Choramphenicol exerts a dose-dependent myelosuppression, which is common and reversible. Approximately 1 in 30 000 patients given chloramphenicol develop irreversible aplastic anemia. Although this idiosyncratic reaction is rare it is the major reason why chloramphenicol is seldom used. However, chloramphenicol is more widely used in
developing countries because of its low price, broad spectrum of activity and efficacy in enteric fevers.

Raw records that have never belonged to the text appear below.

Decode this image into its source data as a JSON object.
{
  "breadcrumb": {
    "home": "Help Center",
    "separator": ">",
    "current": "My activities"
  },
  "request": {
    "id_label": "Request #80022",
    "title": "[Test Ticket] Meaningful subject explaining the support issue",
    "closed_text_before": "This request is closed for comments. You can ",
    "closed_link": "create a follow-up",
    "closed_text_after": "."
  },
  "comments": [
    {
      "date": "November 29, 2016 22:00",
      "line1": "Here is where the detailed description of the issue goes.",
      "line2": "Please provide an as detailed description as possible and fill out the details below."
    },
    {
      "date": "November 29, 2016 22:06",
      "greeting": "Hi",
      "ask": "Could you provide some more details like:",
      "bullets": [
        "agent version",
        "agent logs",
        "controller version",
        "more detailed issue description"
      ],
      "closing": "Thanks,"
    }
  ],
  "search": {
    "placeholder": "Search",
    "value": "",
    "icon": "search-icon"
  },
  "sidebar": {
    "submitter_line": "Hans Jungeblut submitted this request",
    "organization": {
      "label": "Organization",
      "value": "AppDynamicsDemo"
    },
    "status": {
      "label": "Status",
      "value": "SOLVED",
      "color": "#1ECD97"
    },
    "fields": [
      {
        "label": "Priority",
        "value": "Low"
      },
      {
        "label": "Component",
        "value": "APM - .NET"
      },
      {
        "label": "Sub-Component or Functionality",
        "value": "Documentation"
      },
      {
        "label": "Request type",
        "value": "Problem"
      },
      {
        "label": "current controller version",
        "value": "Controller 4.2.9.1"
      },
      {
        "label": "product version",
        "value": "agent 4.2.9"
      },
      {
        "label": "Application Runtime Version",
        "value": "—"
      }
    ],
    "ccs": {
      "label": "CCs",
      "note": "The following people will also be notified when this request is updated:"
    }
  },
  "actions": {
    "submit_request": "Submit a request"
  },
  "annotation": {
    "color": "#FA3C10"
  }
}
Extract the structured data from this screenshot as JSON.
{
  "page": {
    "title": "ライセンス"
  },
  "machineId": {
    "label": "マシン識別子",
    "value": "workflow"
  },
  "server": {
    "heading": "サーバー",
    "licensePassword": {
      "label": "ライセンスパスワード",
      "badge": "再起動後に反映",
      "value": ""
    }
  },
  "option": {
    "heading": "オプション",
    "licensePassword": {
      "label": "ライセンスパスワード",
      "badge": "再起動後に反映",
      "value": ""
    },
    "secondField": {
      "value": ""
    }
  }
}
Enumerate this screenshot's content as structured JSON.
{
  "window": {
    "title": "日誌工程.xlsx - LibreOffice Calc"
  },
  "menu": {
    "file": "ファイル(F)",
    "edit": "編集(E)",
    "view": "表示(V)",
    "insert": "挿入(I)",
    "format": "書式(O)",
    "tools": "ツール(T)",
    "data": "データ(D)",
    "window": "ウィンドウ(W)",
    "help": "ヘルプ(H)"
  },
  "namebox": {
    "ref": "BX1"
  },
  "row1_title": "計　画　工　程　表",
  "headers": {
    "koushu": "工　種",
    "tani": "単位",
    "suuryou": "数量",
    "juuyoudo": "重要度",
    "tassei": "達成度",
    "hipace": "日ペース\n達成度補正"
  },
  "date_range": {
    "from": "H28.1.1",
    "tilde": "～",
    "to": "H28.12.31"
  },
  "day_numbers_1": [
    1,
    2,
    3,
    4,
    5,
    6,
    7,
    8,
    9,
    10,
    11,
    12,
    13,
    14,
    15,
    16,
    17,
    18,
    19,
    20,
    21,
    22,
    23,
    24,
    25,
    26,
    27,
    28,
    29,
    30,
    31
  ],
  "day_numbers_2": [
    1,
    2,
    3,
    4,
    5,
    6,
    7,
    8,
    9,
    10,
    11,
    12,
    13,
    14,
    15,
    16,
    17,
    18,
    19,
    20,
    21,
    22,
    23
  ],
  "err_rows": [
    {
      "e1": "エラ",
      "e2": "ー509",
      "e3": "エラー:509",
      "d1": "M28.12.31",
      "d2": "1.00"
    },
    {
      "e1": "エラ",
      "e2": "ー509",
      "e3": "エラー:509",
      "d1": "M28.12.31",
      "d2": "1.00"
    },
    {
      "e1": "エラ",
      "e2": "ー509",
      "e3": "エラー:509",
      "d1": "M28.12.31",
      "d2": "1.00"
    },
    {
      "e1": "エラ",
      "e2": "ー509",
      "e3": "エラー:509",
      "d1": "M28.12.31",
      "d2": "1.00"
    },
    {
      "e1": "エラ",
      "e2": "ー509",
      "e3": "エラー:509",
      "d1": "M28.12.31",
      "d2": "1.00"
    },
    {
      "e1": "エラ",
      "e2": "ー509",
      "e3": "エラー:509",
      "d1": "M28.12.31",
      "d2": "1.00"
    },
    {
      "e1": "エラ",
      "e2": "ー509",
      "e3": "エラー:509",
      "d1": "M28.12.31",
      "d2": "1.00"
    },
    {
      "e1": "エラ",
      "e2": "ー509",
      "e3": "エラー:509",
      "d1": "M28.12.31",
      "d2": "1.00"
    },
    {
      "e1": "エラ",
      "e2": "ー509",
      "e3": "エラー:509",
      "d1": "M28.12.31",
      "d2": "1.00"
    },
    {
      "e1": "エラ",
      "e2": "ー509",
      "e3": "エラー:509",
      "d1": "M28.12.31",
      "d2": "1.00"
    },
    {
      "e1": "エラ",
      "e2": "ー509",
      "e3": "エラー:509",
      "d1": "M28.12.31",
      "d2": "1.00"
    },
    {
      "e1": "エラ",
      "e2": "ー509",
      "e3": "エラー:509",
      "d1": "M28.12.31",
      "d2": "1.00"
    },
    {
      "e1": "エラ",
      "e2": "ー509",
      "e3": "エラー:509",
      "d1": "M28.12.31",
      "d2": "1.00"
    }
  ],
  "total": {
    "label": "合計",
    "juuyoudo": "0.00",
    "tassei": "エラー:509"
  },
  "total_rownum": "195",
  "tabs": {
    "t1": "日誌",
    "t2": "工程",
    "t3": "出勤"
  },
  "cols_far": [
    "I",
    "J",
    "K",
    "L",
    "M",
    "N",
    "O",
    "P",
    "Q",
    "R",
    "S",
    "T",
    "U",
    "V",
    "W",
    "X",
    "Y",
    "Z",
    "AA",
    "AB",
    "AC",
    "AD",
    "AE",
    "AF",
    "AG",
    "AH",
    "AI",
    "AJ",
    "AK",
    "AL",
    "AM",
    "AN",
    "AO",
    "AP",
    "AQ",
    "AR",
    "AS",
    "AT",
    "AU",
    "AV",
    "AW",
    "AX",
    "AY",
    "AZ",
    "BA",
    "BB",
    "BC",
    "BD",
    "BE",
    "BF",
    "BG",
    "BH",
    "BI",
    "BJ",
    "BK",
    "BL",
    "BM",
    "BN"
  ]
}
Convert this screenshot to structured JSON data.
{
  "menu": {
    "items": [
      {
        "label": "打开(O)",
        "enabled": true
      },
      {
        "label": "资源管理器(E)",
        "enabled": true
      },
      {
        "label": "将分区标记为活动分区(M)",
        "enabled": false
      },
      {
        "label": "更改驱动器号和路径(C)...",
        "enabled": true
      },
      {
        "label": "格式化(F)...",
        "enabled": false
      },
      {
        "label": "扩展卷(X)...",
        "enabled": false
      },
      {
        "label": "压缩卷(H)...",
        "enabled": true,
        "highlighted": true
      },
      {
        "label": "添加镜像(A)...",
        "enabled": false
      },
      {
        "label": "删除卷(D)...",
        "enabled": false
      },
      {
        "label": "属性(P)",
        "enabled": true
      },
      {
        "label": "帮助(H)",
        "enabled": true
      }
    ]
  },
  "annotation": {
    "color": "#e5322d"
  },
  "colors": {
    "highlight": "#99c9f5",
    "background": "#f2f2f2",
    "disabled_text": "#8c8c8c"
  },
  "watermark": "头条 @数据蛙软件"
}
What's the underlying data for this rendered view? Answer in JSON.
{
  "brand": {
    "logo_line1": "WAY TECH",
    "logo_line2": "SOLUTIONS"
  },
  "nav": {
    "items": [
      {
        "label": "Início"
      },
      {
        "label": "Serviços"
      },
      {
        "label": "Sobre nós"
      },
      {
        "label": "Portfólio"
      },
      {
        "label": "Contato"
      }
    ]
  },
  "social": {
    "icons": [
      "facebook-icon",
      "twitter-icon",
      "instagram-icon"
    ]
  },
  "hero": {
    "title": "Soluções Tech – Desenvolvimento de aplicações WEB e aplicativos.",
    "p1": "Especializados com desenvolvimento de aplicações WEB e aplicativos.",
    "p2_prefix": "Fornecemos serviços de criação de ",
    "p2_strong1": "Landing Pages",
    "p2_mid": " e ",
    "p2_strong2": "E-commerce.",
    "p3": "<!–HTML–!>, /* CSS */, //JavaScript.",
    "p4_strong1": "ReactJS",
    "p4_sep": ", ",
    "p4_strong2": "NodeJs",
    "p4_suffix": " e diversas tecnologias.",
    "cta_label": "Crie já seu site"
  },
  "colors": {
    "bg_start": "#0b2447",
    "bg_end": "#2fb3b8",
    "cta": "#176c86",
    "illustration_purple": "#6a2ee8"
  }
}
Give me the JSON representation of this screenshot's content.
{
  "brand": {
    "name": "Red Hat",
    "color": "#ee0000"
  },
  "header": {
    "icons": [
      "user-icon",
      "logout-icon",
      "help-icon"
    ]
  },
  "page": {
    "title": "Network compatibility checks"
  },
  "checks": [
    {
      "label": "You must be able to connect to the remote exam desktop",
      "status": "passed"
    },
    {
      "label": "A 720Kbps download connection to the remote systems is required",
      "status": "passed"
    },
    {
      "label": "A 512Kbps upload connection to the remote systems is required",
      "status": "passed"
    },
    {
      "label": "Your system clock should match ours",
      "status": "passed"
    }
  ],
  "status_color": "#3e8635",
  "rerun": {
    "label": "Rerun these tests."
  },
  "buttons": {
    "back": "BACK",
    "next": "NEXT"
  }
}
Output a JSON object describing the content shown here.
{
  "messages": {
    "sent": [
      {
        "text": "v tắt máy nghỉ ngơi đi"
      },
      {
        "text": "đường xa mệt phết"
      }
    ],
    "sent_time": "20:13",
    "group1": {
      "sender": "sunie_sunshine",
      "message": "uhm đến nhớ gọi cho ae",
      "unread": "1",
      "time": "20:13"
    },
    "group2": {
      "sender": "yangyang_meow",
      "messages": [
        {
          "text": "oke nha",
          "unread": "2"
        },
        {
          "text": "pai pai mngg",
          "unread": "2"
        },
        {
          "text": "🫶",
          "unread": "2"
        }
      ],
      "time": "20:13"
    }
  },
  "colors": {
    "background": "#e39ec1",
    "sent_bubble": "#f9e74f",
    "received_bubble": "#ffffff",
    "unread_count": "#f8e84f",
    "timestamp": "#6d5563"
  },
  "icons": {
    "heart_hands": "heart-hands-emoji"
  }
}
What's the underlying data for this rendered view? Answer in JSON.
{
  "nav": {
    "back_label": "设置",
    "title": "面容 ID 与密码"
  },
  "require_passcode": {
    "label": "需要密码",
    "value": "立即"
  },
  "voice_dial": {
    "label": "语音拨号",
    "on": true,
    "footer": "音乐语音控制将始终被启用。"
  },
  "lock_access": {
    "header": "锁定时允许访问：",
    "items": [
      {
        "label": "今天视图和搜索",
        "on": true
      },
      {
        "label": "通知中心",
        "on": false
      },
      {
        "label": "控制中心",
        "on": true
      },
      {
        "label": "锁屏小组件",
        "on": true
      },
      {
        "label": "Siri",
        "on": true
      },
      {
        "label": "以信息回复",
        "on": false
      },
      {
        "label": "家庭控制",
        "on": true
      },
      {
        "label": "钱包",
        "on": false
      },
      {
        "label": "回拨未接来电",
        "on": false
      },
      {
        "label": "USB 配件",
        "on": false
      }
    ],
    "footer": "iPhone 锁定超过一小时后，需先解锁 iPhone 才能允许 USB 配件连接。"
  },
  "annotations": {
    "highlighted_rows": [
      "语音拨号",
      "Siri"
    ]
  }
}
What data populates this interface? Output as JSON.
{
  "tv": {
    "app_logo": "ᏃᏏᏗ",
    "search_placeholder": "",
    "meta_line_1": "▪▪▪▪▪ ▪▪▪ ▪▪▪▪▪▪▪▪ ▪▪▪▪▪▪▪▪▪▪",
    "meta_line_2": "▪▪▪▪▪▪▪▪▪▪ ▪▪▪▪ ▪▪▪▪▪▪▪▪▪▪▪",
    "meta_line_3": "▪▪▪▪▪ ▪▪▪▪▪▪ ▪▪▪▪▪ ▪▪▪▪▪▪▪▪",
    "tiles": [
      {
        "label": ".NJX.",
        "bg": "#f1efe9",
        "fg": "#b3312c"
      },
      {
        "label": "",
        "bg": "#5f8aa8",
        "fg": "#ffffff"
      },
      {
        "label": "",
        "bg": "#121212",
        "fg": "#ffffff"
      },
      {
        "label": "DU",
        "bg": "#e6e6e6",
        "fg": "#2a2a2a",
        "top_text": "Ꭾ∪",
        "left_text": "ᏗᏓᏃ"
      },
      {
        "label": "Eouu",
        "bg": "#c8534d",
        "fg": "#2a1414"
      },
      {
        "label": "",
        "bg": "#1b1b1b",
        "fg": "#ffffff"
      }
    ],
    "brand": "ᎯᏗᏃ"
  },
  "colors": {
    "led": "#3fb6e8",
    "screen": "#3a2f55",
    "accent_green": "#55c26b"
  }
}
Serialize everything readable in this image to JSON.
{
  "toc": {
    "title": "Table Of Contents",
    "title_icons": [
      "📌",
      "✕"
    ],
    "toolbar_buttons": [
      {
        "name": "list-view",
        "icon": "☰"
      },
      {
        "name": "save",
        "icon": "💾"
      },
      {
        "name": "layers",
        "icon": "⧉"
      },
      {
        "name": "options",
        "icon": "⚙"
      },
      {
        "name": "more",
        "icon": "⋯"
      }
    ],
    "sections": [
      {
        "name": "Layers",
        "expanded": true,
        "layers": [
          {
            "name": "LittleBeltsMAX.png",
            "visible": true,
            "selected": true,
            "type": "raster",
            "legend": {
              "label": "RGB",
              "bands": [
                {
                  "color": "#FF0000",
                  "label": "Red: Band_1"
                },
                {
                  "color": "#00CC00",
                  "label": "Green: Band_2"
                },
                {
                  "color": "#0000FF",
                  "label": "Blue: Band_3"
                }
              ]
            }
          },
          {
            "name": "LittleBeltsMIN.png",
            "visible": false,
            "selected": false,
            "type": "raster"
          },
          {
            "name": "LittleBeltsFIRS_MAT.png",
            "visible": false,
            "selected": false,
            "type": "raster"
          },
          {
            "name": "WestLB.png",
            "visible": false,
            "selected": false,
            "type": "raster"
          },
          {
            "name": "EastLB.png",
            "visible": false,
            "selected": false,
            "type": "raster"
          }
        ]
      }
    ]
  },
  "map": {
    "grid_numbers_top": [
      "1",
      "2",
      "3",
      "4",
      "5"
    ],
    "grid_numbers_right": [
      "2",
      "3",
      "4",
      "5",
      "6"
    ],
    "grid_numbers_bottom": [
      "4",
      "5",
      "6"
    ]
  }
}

▪ Chloramphenicol is conjugated in the liver to its inactive glucuronide
Neonates have a reduced ability to conjugate chloramphenicol; this sometimes results in high serum chloramphenicol concentrations with resultant toxicity. Such toxicity is manifest as the gray baby syndrome, which is characterized by abdominal distention, vomiting, cyanosis and circulatory collapse. If chloramphenicol must be used in neonates, serum concentrations need to be monitored closely. It is given by oral, i.v. and topical routes. The oral route is associated with 80% bioavailability and clearance is primarily through hepatic metabolism resulting in a half-life of 3 hours.
Oxazolidinones
Oxazolidinones are the newest class of synthetic antibiotics. In 2000, linezolid became the first oxazolidinone to be approved in the USA. It acts by binding to the bacterial 23S ribosomal RNA of the 50S subunit, thus preventing the formation of the 70S initiation complex required for protein synthesis. This inhibition of bacterial protein synthesis is at a very early step, preceding the interaction of transfer RNA and the 30S ribosome with the initiator codon. Currently only linezolid is available for oral or i.v. administration. As a result of its unique mechanism of action, there is no cross-resistance with other classes of antibiotics.
Linezolid is active against most important aerobic Gram-positive cocci, including staphylococci (including methicillin-resistant staphylococci), streptococci (including penicillin-methicillin-resistant pneumococci) and enterococci - both E. faecalis and E. faecium, including vancomycin-resistant enterococci. It is bacteriostatic against staphylococci and enterococci, but bactericidal against most streptococci. The spectrum includes most aerobic Gram-positive cocci whereas enteric Gram-negative bacilli and Pseudomonas species are not.
In view of its high cost and usefulness, linezolid is best reserved for the treatment of infection due to susceptible Gram-positive cocci, which cannot be treated by other agents. Its principal use in the treatment of vancomycin-resistant enterococci, and as an alternative to vancomycin for methicillin-vancomycin-resistant staphylococci.
The most frequent side effects of linezolid are nausea, vomiting and headaches. A reversible bone marrow suppression can occur; therefore, blood concentrations of linezolid are monitored during prolonged treatment.
Linezolid is a reversible inhibitor of monoamine oxidase enzyme (an MAOI); therefore, the usual precautions for this class of drugs apply. Linezolid is rapidly and completely orally bioavailable and has a long serum half-life. The usual dose is 600 mg every 12 hours whether i.v. or oral (serum half-life 5.5 hours). Clearance involves both hepatic and some renal mechanisms.